Thursday, April 11, 2013

6.0221413 e+23


Avogadro’s Number

Derive Avogadro’s number.  This was the simple homework assignment for our Freshman Physical Science class at the New York prep school where I was determined to be somebody.  My dad had slyly predicted that I would fail out by Christmas and would come home crying to my mother’s aprons and the local penitentiary style public school.  I wanted to push and prove myself at the all boys, academically oriented prep school.  I didn’t want to go to the dumb schools and chase girls and wallow in mediocrity all my life.  This was my chance to be somebody, to be a contender, and it would set the pace and direction for the rest of my life.  But I am getting ahead of myself.

I sat with my slide rule and my mother, a math teacher, for hours working with big numbers and small exponents.  Or was it small numbers with big exponents?  We were both good with math, nurture and nature, from her years of experience and my affinity for numbers.  We spent weeks in my formative years with flash cards of the time tables and we went beyond the normal limit of twelve’s.  We did real, imaginary, prime, rational and irrational numbers, squares, square roots, identity, inverse, π, ℮, Logs, Natural Logs, Factorials, Secants, Arc Tangents, Derivatives, Integrals, Fibonacci, Fourier Series, Eigen Values, the definition of zero and the proof of unity.  We were math geeks; we had fun with it, we got the feel for it and we could run numbers in our head. But Avogadro’s number had us stumped.

Dad came home and could not help.  He did not have the numbers in him.  We discussed getting some help, a tutor I thought.  But Dad went out and came back with a small box; the help.  We opened it with some trepidation, plugged in some AAA batteries and turned the switch on.  A small, red, shaky LED light illuminated – 0.00 and we were on our way.  Our TI-100 could add, subtract, multiply and divide, square but not square root and could handle exponents up to 99 all for 100 dollars (500 in today’s currency).  We were ruined for life.  We solved for Avogadro’s number, Planks Constant, Gravitational constants on all the planets, the speed of light and sound in a vacuum but we could feel a flicker going out inside of us.  The numbers faded.

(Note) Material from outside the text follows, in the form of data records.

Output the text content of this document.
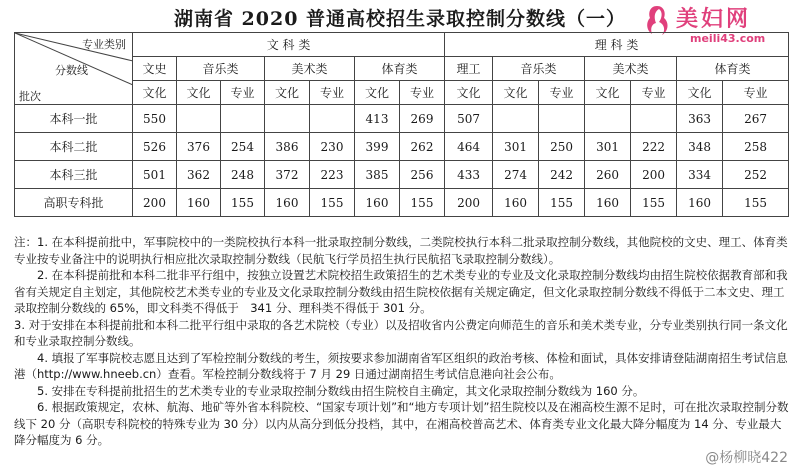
湖南省 2020 普通高校招生录取控制分数线（一）	美妇网
meili43.com
专业类别
分数线
批次	文 科 类							理 科 类						
	文史	音乐类		美术类		体育类		理工	音乐类		美术类		体育类	
	文化	文化	专业	文化	专业	文化	专业	文化	文化	专业	文化	专业	文化	专业
本科一批	550					413	269	507					363	267
本科二批	526	376	254	386	230	399	262	464	301	250	301	222	348	258
本科三批	501	362	248	372	223	385	256	433	274	242	260	200	334	252
高职专科批	200	160	155	160	155	160	155	200	160	155	160	155	160	155

注：1. 在本科提前批中，军事院校中的一类院校执行本科一批录取控制分数线，二类院校执行本科二批录取控制分数线，其他院校的文史、理工、体育类专业按专业备注中的说明执行相应批次录取控制分数线（民航飞行学员招生执行民航招飞录取控制分数线）。

2. 在本科提前批和本科二批非平行组中，按独立设置艺术院校招生政策招生的艺术类专业的专业及文化录取控制分数线均由招生院校依据教育部和我省有关规定自主划定，其他院校艺术类专业的专业及文化录取控制分数线由招生院校依据有关规定确定，但文化录取控制分数线不得低于二本文史、理工录取控制分数线的 65%，即文科类不得低于　341 分、理科类不得低于 301 分。

3. 对于安排在本科提前批和本科二批平行组中录取的各艺术院校（专业）以及招收省内公费定向师范生的音乐和美术类专业，分专业类别执行同一条文化和专业录取控制分数线。

4. 填报了军事院校志愿且达到了军检控制分数线的考生，须按要求参加湖南省军区组织的政治考核、体检和面试，具体安排请登陆湖南招生考试信息港（http://www.hneeb.cn）查看。军检控制分数线将于 7 月 29 日通过湖南招生考试信息港向社会公布。

5. 安排在专科提前批招生的艺术类专业的专业录取控制分数线由招生院校自主确定，其文化录取控制分数线为 160 分。

6. 根据政策规定，农林、航海、地矿等外省本科院校、“国家专项计划”和“地方专项计划”招生院校以及在湘高校生源不足时，可在批次录取控制分数线下 20 分（高职专科院校的特殊专业为 30 分）以内从高分到低分投档，其中，在湘高校普高艺术、体育类专业文化最大降分幅度为 14 分、专业最大降分幅度为 6 分。

@杨柳晓422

I made it thru prep school with my calculator and graduated to bigger prep schools and better calculators.  I found reverse Polish Notation, programmable and graphing models, multi color screens and printers.  When I got an engineering job they morphed into mainframes, mini-computers, desktops, laptops, that could perform trillions of calculations in a matter of seconds.  I found Apples and Macs and iPads and Smart phones which could not crunch numbers very well but could communicate, draw, play music and create.  All the while my feel and love for numbers died a slow steady death in my head.  Numbers were just lifeless tools, symbols of something bigger and real, outside of my head and me.  The LED in my brain faded to black and like everyone, my void was filled with email and social media, Apps and Web pages.  The instantaneous uncertainty of it all left me anxious and filled with anxiety, lacking the confidence that a good number crunch can give you.  My special ability and gift was rendered irrelevant and useless.  My father was right, I was not a contender.

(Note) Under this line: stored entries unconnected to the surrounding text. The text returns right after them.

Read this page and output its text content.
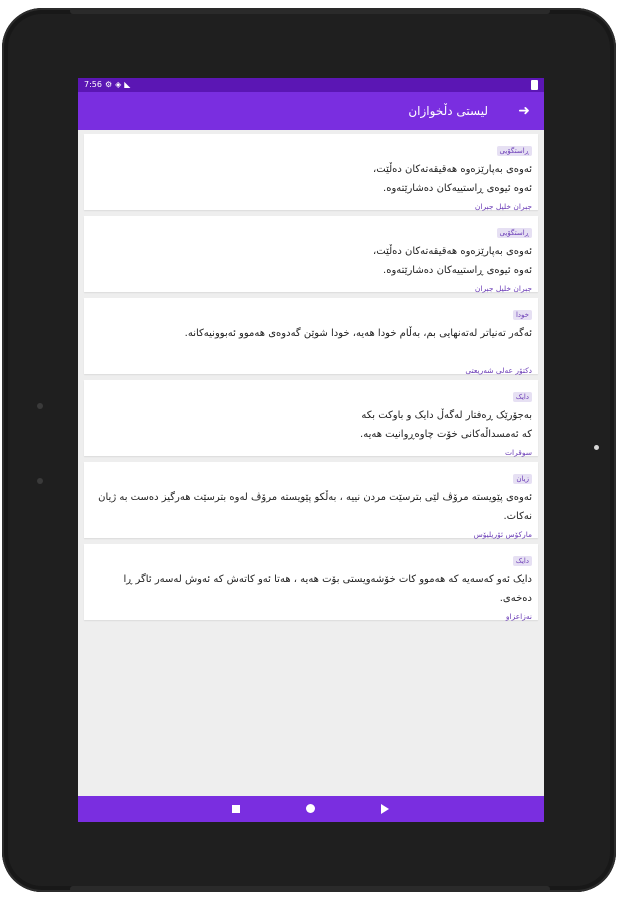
7:56 ⚙ ◈ ◣
لیستی دڵخوازان ➜
ڕاستگۆیی
ئەوەی بەپارێزەوە هەقیقەتەکان دەڵێت،
ئەوە ئیوەی ڕاستییەکان دەشارێتەوە.
جبران خلیل جبران
ڕاستگۆیی
ئەوەی بەپارێزەوە هەقیقەتەکان دەڵێت،
ئەوە ئیوەی ڕاستییەکان دەشارێتەوە.
جبران خلیل جبران
خودا
ئەگەر تەنیاتر لەتەنهایی بم، بەڵام خودا هەیە، خودا شوێن گەدوەی هەموو ئەبوونیەکانە.
دکتۆر عەلی شەریعتی
دایک
بەجۆرێک ڕەفتار لەگەڵ دایک و باوکت بکە
کە ئەمسداڵەکانی خۆت چاوەڕوانیت هەیە.
سوقرات
زیان
ئەوەی پێویستە مرۆڤ لێی بترسێت مردن نییە ، بەڵکو پێویستە مرۆڤ لەوە بترسێت هەرگیز دەست بە ژیان نەکات.
مارکۆس ئۆریلیۆس
دایک
دایک ئەو کەسەیە کە هەموو کات خۆشەویستی بۆت هەیە ، هەتا ئەو کاتەش کە ئەوش لەسەر ئاگر ڕا دەخەی.
نەزاعزاو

The other day we came upon a couple of  kids selling lemonade on the side of the road for 50 cents a glass, 3 for a dollar!  We said ‘give us 5 glasses’ and they freaked.  They broke out their two dollar, super-computer-calculator but could not get it to go.  They peered up at me helplessly.  ‘How about $1.66’ I offered and they looked at me incredulously as I gave them 2 dollars.  ‘How much change’ they asked me, pounding on their calculator unsuccessfully.  ‘34 cents and keep the fractions’ I said.  They were dumbfounded.   I told them my numbers story and started to play a game with them.  ‘3 times 17’ I asked and they went blank.  ‘51’ I said, ‘Dick Butkus’.  ‘16 times 16’ they asked me, ‘256’ I said, ‘Bill Gates - Bits’.  ‘3 times 33’ I asked, and they said ’99 Wayne Gretzky catching on to the gist of the game. ‘2 to the 10th’ I asked and received blank stares.  ‘1024’ I said, ‘trick question, Steve Jobs - Bytes’.  These numbers meant something.  We went on and on but one kid said quickly that he didn’t want to play anymore.  The other was fascinated and we had great fun.  He had the numbers in him and he looked at me with a fraternal gleam in his eye.  I was still somebody.   I was a contender.  My mom and dad and Avogadro would be proud.